Dooley et al. [11] presented that the activation of mixture fuel is mainly affected by n-alkanes. Therefore, the key to constructing the fuel chemical kinetic model of F–T fuel is to construct the n-dodecane skeletal mechanism accurately. Westbrook et al., of Laurence Livermore National Laboratory (LLNL) [12], constructed a detailed kinetic mechanism of n-dodecane, which is validated to be able to reproduce the combustion characteristics of n-dodecane.

In this study, the n-dodecane model is established based on LLNL’s detailed model [12] because it involves the oxidation process of heavy alkanes from low temperatures to high temperatures. Moreover, as an important component of gasoline fuel, iso-octane has been widely studied as a surrogate fuel for gasoline and aviation kerosene, and so on. In this study, the i-C₈H₁₈ sub-mechanism is constructed based on the skeletal mechanism constructed by Liu et al. [13,14].

2.2. Direct Relationship Graph (DRG) Method

Due to the considerable species and reactions in the detailed mechanism, the relationship between the different components is too complex to reduce. The direct relation graph (DRG) is used to describe the coupling relationship between each component, which provides a good solution for eliminating the unimportant components and dealing with the relationships between components. In DRG, if the change in component B will cause great errors in component A, component B is more important than component A, as shown below:

$$r_{A,B}=\frac{{\displaystyle \sum _{i=1,I}\left|{\nu }_{A,i}{\omega }_i{\delta }_B^i\right|}}{{\displaystyle \sum _{i=1,I}\left|{\nu }_{A,i}{\omega }_i\right|}}$$

(1)

$${\mathsf{\delta }}_{\mathrm{B}}^{\mathrm{i}}=\{\begin{array}{l}1, \mathrm{if} \mathrm{the} \mathrm{i}-\mathrm{th} \mathrm{element} \mathrm{contains} \mathrm{B}\\ 0, \mathrm{others}\end{array}$$

(2)

where ${\omega }_i$ is the reaction rate of the i-th elementary reaction in the mechanism, ${\nu }_{A,i}$ is the stoichiometric coefficient of component A in the i-th elemental reaction, I is the total number of elementary reactions in the mechanism. $r_{AB}$ is the contribution rate of component B to A. When $r_{AB}$ is sufficiently large, removal of component B will result in a large error in A. In the DRG method, select the initial important component and set a threshold $\epsilon$ to remove unimportant components or reactions in the mechanism.

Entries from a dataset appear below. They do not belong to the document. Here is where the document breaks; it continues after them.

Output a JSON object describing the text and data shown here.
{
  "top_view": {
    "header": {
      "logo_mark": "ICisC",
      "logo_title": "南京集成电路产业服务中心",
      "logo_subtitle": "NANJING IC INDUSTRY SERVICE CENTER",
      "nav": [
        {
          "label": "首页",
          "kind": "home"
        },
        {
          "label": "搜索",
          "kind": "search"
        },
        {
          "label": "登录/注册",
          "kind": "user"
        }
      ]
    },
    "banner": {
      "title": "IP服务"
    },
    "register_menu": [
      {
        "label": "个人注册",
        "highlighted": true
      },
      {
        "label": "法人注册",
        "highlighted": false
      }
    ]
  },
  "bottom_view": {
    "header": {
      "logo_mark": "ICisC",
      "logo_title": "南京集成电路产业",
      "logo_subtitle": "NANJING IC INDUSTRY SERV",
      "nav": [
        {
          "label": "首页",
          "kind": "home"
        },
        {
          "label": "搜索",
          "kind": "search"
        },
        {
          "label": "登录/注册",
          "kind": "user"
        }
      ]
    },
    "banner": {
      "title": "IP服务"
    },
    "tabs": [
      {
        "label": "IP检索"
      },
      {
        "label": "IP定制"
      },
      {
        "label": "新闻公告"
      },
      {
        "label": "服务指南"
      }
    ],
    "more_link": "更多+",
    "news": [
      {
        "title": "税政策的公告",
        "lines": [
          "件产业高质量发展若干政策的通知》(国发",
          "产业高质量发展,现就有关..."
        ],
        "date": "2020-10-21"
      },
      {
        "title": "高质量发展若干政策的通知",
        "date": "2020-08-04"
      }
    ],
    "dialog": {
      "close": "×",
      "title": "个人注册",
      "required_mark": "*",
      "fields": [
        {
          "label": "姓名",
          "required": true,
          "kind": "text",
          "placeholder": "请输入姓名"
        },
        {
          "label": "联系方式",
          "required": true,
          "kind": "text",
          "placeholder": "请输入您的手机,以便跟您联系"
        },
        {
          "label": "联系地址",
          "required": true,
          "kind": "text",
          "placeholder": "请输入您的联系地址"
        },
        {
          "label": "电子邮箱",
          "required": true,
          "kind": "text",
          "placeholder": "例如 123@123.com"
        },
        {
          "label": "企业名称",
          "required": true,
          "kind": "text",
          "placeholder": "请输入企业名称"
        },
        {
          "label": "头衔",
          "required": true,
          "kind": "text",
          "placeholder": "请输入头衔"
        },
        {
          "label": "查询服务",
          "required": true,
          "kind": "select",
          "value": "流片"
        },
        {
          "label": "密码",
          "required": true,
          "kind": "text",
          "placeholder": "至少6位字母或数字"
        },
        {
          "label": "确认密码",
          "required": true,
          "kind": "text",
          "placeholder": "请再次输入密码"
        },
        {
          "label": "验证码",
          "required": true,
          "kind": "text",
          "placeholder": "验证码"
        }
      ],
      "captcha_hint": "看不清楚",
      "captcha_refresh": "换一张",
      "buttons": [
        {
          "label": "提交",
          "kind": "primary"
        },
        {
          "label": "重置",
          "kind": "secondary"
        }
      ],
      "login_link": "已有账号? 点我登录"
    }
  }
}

In the process of reducing the detailed mechanism, $r_{AB}$ will change with the decrease in compositions. $I_{A,i}$ is defined as below:

$$I_{A,i}=\frac{\left|{\nu }_{A,i}{\omega }_i\right|}{{\displaystyle \sum _{i=1,I}\left|{\nu }_{A,i}{\omega }_i\right|}}$$

(3)

In DRG method, there are two steps to reduce a mechanism. Firstly, set the important components and the threshold. Secondly, calculate $I_{A,i}$ of the important components by Equation (3), then remove the reaction which $I_{A,i}$ is less than the threshold, otherwise retain it.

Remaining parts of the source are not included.